Ou a luta por Bragança, no Pará, da qual foi
Prefeito várias vezes. E a luta por Belém, com Lauro Sodré, para depor Enéias
Martins. Assim como a luta ao lado do Governador Eurico de Freitas Vale,
durante a Revolução de 30, quando compareceu para combater com trezentos homens
por ele armados e municiados!
Em – “Chamas do Passado” - segundo volume inédito
da trilogia de Calazans Fernandes, a espinha dorsal, o fio-condutor continua
sendo Childerico II. Sua história perpassa cada capítulo, enquanto pano-de-fundo,
e nos dá a dimensão de homens como ele, heroicos, verdadeiros titãs, cuja fôrma
está desaparecida. Homens que construíam o próprio destino na marra, como se
diz no Sertão. Homens de feitos e glória. Homens que levaram “uma vida de
conquistador bandeirante, de homem antigo, aventureiro das matas e da indiaria,
reconstruindo com obstinação impassível o que a tempestade derrubava. Dessa
fibra teimosa se teceram os ombros que empurraram o meridiano para o Oeste”,
para citar Cascudo, parente distante pelos Fernandes Pimenta, de Caraúbas, que
lhe escreveu um longo panegírico, ao saber de sua morte.
Nesse segundo volume nos damos conta de como são
profundas as relações dos que nasceram no entorno da “Serra das Almas” com os
cristãos-novos, judeus que povoaram nossos sertões desde que por aqui aportou
Pedro Álvares Cabral. Mas não somente. Também nos damos conta da presença de
personagens significativos da nossa história potiguar a assuntar o ouro da
“Serra das Almas”. Que dizer das armaduras e armas lá encontradas, no Serrote
do “Cabelo-Não-Tem” ao lado de bruacas de couro cru cheias de pepitas de ouro?

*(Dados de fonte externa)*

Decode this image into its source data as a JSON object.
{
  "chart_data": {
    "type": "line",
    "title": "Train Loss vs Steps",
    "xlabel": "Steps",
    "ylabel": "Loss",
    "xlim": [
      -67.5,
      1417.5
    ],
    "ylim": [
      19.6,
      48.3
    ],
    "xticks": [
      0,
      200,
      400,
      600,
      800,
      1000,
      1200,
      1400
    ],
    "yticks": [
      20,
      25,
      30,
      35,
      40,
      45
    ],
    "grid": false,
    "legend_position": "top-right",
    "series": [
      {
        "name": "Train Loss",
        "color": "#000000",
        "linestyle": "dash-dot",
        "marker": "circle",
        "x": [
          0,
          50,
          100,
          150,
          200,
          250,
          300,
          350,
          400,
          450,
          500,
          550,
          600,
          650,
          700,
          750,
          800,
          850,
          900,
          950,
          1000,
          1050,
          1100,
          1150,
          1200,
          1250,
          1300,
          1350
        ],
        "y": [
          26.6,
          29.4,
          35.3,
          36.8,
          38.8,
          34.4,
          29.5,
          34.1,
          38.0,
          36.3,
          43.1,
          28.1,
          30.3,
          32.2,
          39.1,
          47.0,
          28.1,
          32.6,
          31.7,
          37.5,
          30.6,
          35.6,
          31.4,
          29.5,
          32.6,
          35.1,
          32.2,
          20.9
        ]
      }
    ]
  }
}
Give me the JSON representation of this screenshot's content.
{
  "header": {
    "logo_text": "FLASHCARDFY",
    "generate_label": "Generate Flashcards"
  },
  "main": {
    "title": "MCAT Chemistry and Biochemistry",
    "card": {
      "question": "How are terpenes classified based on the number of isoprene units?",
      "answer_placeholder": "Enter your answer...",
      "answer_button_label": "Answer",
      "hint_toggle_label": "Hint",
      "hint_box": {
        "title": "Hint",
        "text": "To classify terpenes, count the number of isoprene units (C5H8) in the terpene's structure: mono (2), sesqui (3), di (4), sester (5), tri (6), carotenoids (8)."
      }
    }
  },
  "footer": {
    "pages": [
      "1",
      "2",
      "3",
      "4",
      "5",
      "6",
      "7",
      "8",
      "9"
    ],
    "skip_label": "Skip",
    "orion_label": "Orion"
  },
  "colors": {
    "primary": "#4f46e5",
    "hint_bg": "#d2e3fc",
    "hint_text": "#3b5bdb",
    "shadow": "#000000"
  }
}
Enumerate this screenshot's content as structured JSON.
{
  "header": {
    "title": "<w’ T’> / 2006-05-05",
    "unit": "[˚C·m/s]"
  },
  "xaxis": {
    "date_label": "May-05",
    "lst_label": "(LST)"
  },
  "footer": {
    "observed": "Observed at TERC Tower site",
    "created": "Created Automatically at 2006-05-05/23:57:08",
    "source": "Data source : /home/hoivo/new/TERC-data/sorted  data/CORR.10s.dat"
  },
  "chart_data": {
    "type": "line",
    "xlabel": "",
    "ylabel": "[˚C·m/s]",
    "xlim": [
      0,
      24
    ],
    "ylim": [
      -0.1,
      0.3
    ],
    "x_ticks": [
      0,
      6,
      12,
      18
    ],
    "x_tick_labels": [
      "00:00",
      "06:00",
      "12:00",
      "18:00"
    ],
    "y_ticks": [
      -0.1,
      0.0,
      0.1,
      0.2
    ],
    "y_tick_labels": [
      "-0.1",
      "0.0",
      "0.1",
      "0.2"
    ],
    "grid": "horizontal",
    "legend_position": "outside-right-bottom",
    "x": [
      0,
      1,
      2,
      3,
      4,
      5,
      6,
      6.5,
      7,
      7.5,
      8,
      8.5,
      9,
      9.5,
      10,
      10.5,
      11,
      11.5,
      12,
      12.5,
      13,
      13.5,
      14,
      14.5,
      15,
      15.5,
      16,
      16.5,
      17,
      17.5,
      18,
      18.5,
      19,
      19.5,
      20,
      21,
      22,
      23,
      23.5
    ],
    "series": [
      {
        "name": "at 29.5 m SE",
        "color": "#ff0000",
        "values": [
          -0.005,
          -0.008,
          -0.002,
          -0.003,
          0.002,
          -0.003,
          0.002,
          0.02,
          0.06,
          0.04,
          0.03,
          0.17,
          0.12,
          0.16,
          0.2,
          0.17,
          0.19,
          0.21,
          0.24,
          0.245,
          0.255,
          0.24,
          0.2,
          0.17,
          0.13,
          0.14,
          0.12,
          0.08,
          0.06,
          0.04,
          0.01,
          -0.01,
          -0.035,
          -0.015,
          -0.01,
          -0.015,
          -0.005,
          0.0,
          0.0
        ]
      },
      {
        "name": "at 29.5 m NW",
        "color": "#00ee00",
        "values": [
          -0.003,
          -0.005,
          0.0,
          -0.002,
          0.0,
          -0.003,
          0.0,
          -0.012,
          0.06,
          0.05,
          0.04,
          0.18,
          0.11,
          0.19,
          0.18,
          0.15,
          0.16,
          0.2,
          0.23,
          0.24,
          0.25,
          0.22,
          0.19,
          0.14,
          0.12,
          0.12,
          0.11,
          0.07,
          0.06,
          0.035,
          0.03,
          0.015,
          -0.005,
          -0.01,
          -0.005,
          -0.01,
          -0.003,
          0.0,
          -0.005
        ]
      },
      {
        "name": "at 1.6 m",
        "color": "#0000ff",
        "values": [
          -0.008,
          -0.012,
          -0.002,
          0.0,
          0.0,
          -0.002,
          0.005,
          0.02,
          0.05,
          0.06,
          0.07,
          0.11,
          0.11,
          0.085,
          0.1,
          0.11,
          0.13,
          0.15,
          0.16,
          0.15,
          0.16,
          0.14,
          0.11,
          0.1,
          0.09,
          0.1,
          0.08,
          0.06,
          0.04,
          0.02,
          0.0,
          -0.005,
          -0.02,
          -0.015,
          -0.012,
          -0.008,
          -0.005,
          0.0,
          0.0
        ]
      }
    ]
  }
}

E quanto aos descendentes dos sobreviventes dos oito naufrágios nas costas do
Rio Grande do Norte que subiram os rios Sertão acima, até o Alto-Oeste?
São muitas histórias – e estórias também,
imbrincadas entre si pelo talento de Calazans Fernandes que a Fundação José
Augusto, muito apropriadamente, poderia resgatar do limbo na fabulosa Coleção
Cultura Potiguar. Por esse trabalho, pela Coleção, para a obra a ser
apresentada ao público leitor, viriam todos nossos aplausos.